Most of the road to the Dauntless mine and even beyond was bare with patchy snow so, we secured our snowshoes on our packs, glibly patted ourselves on the back for not taking our crampons, and just hiked in boots.
When we arrived at the standard route to ascend the ridge, there looked to be quite a bit of possible-avalanche-looking-kinda-snow on the slope so, we headed further towards the summit where there was little snow, and made the long, arduous, ascent towards the ridge there. Ugh, it wasn't easy. Still had that pesky headwind, talus, and some fairly steep icey snow (and I left my crampons in the car...because why?).

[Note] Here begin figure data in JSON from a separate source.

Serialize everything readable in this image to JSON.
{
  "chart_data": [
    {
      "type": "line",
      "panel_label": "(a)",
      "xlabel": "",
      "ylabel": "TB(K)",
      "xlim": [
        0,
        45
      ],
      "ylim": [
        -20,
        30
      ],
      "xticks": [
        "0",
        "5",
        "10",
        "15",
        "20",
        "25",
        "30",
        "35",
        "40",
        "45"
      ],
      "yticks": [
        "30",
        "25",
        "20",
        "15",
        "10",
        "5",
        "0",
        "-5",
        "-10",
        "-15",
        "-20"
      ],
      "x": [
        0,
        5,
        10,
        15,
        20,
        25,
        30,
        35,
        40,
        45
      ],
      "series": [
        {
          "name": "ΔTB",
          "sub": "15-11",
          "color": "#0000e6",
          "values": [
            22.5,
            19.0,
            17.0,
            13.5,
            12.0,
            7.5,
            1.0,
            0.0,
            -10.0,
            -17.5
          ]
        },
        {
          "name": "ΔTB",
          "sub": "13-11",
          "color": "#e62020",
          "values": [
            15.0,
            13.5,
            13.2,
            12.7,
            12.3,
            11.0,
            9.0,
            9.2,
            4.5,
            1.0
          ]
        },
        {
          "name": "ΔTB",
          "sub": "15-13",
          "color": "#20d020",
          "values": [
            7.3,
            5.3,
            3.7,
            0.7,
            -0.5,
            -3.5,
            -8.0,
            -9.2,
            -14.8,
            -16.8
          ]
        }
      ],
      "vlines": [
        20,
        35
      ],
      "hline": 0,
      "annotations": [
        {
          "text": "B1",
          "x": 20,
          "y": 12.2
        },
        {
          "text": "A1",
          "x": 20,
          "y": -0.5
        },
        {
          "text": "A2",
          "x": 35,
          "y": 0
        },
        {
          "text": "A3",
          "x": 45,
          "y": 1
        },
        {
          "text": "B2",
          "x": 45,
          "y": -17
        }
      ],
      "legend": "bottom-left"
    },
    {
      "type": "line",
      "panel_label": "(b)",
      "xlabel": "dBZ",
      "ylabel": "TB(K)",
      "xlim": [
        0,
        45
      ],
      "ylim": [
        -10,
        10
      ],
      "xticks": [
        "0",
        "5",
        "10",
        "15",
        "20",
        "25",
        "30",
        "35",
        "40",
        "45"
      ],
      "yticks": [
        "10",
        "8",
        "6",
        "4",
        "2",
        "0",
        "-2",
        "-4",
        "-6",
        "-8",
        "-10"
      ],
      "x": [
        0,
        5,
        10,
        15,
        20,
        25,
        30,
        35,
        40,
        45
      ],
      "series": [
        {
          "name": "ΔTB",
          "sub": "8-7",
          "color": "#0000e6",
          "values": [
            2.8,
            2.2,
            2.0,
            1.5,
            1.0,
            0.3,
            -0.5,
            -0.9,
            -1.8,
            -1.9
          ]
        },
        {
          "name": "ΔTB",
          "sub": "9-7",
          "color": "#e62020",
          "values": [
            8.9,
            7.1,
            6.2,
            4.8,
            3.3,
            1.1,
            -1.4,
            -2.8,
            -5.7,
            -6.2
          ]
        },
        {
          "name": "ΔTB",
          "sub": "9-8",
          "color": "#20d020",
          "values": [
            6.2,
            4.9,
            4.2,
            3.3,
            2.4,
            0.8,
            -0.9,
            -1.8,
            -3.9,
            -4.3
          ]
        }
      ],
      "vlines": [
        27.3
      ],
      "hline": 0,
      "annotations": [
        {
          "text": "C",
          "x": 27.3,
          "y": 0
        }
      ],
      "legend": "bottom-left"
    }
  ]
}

It felt like I wasn't making any progress, but we slowly got there.
When we reached the ridge we were rewarded with incredible views, deeper snow, and a monstrously strong wind from the other side of the mountain. The cross wind made it quite the battle to move forward or to even breathe at times. On 3 occasions I was pushed so hard into the rocks that it caused me to fall and worried I might get blown off balance and fall over the side of the ridge. John at one point jumped up and the wind moved him about 6" sideways. I avoided walking on top of the ridge and kept a tight grip on my ice axe. Bring it on wind.... Obviously nothing dramatic happened, lest I be famous in the paper right now. John and I found a little rock cove and put on our balaclavas and goggles and moved on.
Snow started to get in my boots from the heel, but it wasn't bad and we seemed to be only about 100 feet from the summit so, I didn't stop to dig it out. John was ahead of me when he stopped, pointed to the summit and doused my hopes by simply shaking his head "no". I knew that he was saying "that's not the summit"...crud! I think there were 3 false summits altogether from where we came up, I don't know for sure...I was bent on making certain I wouldn't be fooled again and stopped looking. ;)
Then, as though on cue, the wind calmed a bit as we came up on the "real" summit and we were able to enjoy a leisurely visit on the summit. We took a few photos, ate, and headed down.
The trip down went fairly quickly. We fought the wind again on the ridge and my feet were starting to get cold from the snow in my boot, but were able to glissade on a few "safe" sections which added to the experience.
After a bit, my feet started to really get cold, then the snow started melting in my boot. Thank goodness I had extra socks in my backpack. I changed socks twice, plus used a toe warmer. Note to self: do not forget gaitors again.
We found a few other sections to glissade down and then made a quick trip down the road.
We headed out, spruced up a bit and met friends in Denver for a pre holiday gathering.